My mum and my dad split up, I think, when I was around nine. ... And then one day she came home and handed me a note and said, uh, give this to your stepdad, because I'm leaving you all. ... And then we just didn't see her for a while. And it was a very strange, very uncomfortable time. And, you know, we were young. I was probably fifteen, I think, and my sister was eleven and my brother was just four. So we were all sort of left and my stepfather, you know, didn't handle it too well and we were just, you know, in a right old mess, I think.
Presenter asks
What was the catalyst then? What suddenly made you start thinking I can be an artist?
I was working [at the nightclub] and I was working from sort of five in the evening till sort of five in the morning and it was killing me ... A friend of mine stood me in front of the mirror and just said, Please just look at yourself. And I did, and I sent the keys of the nightclub back. And then I thought about it, that the three men, Basil, Ray, and Steve, who were the bouncers on the door of the nightclub, were the only people I could trust and were my friends. I took them to the Tate Gallery and took photographs of them standing in front of paintings ... and I think that was partly how I was feeling.
Presenter asks
Are [your parents] proud, impressed? Do they feel they contributed?
I think my dad is very proud now. ... We've become a lot closer now. It took a long time to repair our relationship and I think the repair came was when I had Angelica and I realized how easy it was to make mistakes even though hers were a bit bigger than most.
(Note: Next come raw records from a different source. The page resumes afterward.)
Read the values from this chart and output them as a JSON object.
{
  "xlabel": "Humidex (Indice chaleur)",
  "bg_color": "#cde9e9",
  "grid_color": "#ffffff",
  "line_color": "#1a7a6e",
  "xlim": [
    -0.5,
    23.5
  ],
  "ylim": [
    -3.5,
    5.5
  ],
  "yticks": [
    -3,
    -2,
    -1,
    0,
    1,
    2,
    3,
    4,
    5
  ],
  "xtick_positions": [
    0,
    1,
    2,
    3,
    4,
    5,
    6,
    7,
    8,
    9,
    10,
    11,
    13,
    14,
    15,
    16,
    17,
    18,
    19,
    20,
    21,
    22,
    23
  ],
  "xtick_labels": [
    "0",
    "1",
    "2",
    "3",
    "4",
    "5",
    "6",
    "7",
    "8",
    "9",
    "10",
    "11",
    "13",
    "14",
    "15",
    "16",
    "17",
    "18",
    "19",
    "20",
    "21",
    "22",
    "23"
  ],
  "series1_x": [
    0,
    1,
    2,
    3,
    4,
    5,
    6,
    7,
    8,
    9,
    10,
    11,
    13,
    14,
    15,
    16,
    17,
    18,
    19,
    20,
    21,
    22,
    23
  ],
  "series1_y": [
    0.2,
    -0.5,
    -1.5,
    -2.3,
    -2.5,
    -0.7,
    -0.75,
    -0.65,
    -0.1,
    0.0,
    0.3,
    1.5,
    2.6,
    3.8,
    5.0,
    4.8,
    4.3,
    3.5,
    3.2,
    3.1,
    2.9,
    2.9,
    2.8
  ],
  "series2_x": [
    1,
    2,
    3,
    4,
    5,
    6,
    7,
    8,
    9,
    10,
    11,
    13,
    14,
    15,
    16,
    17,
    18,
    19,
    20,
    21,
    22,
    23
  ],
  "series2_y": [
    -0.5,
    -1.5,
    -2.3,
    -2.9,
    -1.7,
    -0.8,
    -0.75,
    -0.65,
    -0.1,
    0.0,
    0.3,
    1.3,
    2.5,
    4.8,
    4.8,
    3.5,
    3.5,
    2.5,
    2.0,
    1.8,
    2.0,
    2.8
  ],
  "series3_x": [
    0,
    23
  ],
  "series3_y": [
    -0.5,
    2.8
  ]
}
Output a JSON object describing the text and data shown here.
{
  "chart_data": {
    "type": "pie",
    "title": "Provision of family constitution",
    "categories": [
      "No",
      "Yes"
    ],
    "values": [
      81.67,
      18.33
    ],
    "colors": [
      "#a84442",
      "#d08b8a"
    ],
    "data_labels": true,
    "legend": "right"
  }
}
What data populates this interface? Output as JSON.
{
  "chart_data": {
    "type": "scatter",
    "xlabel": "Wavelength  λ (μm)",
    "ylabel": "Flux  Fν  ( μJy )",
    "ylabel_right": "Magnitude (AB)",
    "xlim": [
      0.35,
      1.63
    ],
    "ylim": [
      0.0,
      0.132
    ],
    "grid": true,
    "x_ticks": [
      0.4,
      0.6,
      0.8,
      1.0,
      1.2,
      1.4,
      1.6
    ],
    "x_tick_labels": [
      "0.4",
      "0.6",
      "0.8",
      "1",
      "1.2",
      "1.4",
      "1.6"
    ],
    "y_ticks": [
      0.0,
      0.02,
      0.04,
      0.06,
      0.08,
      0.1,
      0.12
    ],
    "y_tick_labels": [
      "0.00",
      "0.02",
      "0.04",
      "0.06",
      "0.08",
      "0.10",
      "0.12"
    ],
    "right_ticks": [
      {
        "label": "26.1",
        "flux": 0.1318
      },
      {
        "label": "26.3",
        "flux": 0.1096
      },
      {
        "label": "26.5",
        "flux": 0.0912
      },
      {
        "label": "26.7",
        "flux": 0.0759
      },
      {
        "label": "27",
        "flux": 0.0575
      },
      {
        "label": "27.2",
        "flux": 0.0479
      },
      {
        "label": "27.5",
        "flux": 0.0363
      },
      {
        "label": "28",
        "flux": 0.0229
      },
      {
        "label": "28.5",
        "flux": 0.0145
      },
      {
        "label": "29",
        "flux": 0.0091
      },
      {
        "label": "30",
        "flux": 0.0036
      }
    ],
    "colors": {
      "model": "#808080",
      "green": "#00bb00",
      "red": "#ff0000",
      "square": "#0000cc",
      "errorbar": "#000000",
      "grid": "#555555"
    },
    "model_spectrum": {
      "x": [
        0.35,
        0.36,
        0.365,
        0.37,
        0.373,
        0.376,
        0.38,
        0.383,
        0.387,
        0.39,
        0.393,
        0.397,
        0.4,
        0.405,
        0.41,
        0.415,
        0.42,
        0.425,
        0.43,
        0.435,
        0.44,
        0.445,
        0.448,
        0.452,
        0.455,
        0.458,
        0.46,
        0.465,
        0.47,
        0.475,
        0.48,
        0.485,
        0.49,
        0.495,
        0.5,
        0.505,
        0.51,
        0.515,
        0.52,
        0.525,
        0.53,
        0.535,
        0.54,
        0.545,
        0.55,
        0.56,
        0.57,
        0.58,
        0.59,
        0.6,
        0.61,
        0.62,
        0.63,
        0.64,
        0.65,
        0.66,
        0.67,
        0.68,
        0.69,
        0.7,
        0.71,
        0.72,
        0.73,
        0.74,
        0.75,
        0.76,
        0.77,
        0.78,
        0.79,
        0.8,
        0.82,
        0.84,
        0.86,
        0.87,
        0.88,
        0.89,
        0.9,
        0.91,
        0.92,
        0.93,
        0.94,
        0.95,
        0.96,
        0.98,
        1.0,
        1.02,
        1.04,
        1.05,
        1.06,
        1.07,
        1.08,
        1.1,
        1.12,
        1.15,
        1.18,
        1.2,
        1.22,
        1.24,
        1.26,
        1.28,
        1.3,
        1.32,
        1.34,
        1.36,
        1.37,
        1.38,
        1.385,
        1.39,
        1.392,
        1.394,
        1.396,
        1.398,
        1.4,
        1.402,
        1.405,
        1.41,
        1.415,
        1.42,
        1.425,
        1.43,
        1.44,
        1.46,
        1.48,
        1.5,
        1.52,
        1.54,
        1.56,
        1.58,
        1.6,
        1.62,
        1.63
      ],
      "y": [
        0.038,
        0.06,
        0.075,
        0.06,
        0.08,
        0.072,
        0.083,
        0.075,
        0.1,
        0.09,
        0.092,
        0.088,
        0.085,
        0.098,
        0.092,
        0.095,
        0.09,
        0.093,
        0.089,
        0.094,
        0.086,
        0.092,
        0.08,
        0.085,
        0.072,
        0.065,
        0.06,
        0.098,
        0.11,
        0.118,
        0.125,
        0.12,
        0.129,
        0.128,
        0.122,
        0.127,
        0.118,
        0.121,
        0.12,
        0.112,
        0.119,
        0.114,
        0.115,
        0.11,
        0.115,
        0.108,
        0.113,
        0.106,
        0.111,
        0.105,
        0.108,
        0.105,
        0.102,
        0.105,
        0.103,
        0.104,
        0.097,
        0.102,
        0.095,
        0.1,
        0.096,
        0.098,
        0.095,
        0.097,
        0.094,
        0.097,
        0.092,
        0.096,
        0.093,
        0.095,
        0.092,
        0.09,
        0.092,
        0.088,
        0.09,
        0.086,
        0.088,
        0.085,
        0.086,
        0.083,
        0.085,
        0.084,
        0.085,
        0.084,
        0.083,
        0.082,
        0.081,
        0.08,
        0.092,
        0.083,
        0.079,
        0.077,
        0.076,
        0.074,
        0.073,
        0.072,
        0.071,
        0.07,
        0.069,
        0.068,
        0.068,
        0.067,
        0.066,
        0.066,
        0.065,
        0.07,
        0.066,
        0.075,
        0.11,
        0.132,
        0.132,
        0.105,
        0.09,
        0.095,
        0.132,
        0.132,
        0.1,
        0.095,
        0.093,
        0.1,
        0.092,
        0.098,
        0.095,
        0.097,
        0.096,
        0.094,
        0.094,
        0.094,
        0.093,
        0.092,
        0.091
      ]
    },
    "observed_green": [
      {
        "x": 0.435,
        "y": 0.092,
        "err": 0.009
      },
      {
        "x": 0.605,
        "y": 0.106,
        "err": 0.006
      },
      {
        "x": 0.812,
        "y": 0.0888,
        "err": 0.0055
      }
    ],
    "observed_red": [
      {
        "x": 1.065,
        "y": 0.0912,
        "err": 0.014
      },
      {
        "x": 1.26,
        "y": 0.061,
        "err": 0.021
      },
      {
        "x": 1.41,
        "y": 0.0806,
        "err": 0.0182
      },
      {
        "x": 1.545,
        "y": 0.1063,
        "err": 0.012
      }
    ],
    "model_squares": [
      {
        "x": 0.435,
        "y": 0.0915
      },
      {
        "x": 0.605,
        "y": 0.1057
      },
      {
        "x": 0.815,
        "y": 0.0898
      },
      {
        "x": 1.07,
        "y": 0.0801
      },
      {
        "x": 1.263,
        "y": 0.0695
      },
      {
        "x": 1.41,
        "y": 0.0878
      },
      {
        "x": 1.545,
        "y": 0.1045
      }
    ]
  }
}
I think I just had to sort of let go of the anger and I felt also I was too tired and I was too busy with my own sort of sufferings to have anger mixed in with it.
“I find it very difficult to say no to a lot of opportunities that come my way'cause I always feel so grateful for them. And I find it so difficult to say no'cause I just panic all the time that what could be round the corner and I think having faced mortality that's always going to be with me.”
“I think, you know, sometimes I I say that my work is often three steps ahead of me. You have these ideas and you don't necessarily know why you're making them or where they've come from. And I think with these it was about that sort of final release from me feeling like I was an ill person, because I was living my life as an ill person.”
“I think as a woman, you know, losing a breast is one of the hardest things to go through because you do feel like a sort of big loss of part of your sexuality. And to recover from that is a whole other thing to recover from on top of the cancer and the chemotherapy.”